The Material Point Method (MPM) is an extension to solid mechanics of a
hydrodynamics code called Fluid-Implicit Particle (FLIP), which evolved from the
Particle-in-Cell method dating back to pioneering work of Harlow (1964). MPM uses a
background grid and is frequently compared to Finite Element Method (FEM). A GIMP
derivation of MPM (Bardenhagen and Kober, 2004), however, shows it to be a Petrov-
Galerkin method (Atluri and Shen 2002, Belytschko et al 1994) that has more similarities
with meshless methods. Unlike conventional computational mechanics methods, MPM
does not use rigid mesh connectivity like in FEM, Finite Difference Method (FDM),
Boundary Element Method (BEM) or Finite Volume Method (FVM). The meshless
41
aspect of MPM derives from the fact that the body and the entire solution are described
on the particles while the grid is used solely for calculations.
Unlike, FEA, MPM does not require remeshing steps and remapping of state
variables, and therefore is better suited to the modeling of large material deformations
such as high levels of compaction seen in OSB processing. In MPM it is very easy to
discretize complex geometries of materials compared with mesh generation needed for
numerical techniques such as FEM. Because of the fixed regular grid employed by MPM,
it eliminates the need for costly searches for contact surfaces needed by FEM (Xue et al
2006). The meshless features of MPM have advantages for simulation of transverse
compression in wood (Nairn 2007) and wood-based composites compaction (such as
OSB [oriented strand board] and OSL [oriented strand lumber]).

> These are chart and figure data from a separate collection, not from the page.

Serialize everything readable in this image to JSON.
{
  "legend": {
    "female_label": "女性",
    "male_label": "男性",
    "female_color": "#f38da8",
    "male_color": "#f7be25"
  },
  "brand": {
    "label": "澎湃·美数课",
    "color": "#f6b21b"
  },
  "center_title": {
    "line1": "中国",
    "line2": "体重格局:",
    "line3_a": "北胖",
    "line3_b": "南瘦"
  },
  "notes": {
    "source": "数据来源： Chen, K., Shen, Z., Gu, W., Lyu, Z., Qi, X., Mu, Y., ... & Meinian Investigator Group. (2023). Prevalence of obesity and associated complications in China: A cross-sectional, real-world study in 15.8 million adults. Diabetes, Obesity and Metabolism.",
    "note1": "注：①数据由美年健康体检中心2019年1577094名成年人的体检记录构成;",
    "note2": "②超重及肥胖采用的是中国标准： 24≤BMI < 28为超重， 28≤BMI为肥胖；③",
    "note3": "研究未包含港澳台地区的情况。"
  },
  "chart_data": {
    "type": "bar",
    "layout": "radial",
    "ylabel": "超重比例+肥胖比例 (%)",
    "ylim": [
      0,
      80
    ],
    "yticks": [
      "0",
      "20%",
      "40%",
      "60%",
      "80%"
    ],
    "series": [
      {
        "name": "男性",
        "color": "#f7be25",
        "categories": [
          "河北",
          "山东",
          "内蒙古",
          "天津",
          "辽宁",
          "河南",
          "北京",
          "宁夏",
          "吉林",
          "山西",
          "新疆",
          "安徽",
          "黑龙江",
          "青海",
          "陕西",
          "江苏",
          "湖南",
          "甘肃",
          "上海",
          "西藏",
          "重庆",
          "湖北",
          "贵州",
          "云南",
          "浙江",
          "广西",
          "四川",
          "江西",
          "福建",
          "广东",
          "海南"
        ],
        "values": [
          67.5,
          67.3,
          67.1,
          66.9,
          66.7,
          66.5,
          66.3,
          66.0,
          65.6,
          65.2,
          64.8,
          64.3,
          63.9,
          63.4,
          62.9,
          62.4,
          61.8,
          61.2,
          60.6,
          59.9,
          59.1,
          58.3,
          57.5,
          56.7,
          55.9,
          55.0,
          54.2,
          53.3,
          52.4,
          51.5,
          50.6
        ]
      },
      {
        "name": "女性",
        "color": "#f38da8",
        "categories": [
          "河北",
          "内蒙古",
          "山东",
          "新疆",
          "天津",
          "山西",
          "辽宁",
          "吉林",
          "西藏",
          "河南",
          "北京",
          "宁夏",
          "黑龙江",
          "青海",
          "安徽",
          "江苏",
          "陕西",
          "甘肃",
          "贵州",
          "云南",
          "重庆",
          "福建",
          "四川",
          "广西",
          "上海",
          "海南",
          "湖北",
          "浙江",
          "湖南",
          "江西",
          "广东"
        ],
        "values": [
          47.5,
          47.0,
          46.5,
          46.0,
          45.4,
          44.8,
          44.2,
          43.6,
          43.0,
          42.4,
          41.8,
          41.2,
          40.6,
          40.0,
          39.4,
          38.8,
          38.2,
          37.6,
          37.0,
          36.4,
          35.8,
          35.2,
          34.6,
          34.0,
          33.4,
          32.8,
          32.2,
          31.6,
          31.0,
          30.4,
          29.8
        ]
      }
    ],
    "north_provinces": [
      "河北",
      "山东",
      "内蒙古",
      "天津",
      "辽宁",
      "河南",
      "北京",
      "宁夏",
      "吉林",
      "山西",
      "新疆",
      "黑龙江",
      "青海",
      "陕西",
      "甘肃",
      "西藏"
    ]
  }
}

The goal of this study was develop the Material Point Method (MPM) as a
potential tool for numerical modeling of wood-based composites that is capable of
modeling many details of wood-based composites processing to predict mechanical
properties during OSB compaction. The idea for use of MPM on wood was derived from
the recent successful application of MPM to 3D foams (Bardenhagen et al 2005, Brydon
et al 2005) and wood densification (Nairn 2006). They demonstrated that prior problems
associated with numerical modeling of compaction are less severe when using MPM
(Bardenhagen et al 2005). MPM automatically handles contact and can be applied to high
strain for compaction of OSB without numerical difficulty. It had been shown by Nairn
(2006) that MPM can handle realistic structures such as wood-based composites.